To the uninitiated, this is why stock dividends probably don’t appear as appealing as rental income. They forget that the dividend you see is only half the story. Half the money is typically reinvested for growth. Now, going back to tax issues, it’s another feather in the cap for stocks.
You see, if the profits are channelled into growth and increasing the share price, rather than a dividend, then you’ll end up with a capital gain. And every year you can cash in up to £10,600 in capital gains tax free!
Of course, whether retained earnings are profitably deployed and achieve a rising share price is another issue.
I guess that’s the holy grail of investing. Finding businesses that make good earnings, and use retained earnings to consistently increase profits. My favourite firms are using retained earnings to invest in emerging markets, or expanding production of key commodities.

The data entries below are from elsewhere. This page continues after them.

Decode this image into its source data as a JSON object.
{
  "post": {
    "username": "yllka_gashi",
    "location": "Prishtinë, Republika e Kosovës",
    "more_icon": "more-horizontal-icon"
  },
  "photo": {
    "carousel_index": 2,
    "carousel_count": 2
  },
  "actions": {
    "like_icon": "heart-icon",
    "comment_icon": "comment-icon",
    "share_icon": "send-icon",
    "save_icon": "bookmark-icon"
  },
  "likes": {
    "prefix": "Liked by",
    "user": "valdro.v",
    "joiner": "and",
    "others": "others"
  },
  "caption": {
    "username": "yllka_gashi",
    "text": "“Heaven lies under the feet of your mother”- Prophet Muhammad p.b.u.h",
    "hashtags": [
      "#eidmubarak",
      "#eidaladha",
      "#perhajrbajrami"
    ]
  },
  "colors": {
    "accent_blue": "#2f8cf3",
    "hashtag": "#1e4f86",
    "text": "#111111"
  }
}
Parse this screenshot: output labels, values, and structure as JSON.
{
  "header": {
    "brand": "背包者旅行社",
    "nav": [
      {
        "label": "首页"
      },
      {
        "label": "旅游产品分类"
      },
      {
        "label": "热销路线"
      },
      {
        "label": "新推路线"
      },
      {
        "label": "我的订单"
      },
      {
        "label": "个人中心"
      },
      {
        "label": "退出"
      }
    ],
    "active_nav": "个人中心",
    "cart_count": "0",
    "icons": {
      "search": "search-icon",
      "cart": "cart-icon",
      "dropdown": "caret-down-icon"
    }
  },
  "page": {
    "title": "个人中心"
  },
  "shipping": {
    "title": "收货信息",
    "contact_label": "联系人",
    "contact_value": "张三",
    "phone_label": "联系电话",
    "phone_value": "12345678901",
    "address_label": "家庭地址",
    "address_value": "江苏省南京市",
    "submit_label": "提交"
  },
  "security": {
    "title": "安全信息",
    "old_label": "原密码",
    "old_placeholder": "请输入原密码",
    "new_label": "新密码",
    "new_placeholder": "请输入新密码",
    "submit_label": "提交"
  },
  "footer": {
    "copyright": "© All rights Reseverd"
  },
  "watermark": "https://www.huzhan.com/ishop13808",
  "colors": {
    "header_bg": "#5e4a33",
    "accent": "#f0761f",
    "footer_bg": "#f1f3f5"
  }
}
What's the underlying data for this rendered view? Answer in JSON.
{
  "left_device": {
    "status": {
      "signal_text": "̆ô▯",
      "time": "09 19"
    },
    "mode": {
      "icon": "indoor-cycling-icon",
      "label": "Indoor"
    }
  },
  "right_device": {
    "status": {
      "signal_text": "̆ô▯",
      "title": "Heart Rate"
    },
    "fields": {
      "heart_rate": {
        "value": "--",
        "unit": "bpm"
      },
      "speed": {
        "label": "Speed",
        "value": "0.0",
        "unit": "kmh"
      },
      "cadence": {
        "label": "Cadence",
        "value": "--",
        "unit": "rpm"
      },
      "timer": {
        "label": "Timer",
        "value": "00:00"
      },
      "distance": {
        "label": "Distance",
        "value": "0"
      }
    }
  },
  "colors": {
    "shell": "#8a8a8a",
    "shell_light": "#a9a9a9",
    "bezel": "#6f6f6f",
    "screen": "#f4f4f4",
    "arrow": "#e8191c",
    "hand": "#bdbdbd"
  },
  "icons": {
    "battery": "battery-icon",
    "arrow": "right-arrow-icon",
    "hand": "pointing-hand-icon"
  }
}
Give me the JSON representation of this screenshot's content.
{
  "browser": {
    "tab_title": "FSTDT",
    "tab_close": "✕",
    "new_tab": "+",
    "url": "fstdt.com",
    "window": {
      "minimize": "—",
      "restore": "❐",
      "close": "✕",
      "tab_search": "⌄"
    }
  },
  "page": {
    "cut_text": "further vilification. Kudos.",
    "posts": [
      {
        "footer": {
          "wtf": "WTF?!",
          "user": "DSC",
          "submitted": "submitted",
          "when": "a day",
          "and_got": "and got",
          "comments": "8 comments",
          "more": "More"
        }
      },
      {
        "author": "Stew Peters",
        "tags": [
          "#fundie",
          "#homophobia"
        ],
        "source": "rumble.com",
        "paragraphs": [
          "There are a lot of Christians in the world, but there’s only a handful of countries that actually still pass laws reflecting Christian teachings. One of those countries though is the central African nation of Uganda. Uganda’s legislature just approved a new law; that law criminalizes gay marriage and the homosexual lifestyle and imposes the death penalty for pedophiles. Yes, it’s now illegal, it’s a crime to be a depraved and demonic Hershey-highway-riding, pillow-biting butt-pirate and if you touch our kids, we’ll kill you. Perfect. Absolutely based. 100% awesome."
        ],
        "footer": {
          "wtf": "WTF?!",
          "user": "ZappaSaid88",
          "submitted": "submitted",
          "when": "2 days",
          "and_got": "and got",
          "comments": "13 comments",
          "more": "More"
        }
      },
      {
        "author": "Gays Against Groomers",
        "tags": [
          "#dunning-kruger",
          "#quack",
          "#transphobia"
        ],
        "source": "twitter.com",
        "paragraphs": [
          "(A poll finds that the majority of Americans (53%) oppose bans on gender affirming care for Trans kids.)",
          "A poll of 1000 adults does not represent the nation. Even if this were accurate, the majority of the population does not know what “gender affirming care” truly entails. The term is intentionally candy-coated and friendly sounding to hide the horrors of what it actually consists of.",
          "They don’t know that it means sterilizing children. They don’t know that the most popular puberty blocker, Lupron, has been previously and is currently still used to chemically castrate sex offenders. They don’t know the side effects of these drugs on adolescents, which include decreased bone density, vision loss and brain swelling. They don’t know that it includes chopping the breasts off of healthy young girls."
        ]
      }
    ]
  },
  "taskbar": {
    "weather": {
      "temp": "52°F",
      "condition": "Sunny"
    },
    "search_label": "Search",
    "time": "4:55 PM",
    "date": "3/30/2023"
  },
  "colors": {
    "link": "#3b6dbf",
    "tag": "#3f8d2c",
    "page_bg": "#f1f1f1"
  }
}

Now consider the growth potential for all that cash sitting in bricks and mortar. Not much room for profitable expansion there! Yes, rent increases have been keeping up with inflation – but I can’t get too excited about that.
It’s all about buying cheap
But don’t get me wrong – I totally accept that rental income has good visibility. That is, rents tend to be pretty consistent. Investing in a company is more of a gamble. During a downturn a company’s profits can disappear altogether.
But at today’s prices, is this (relatively) safe income stream really worth the money the landlord is paying for his investment?
In my opinion, putting your money into stocks is likely to produce better long-term returns and it’s certainly a lot less hassle.
Yes, houses have been a fantastic investment over recent decades. And yes, stock-market returns have been mixed. But past returns are no guide to the future. A more sensible guide to future returns is whether you’re buying cheap or expensive. Today houses are expensive and stocks are, well... about right.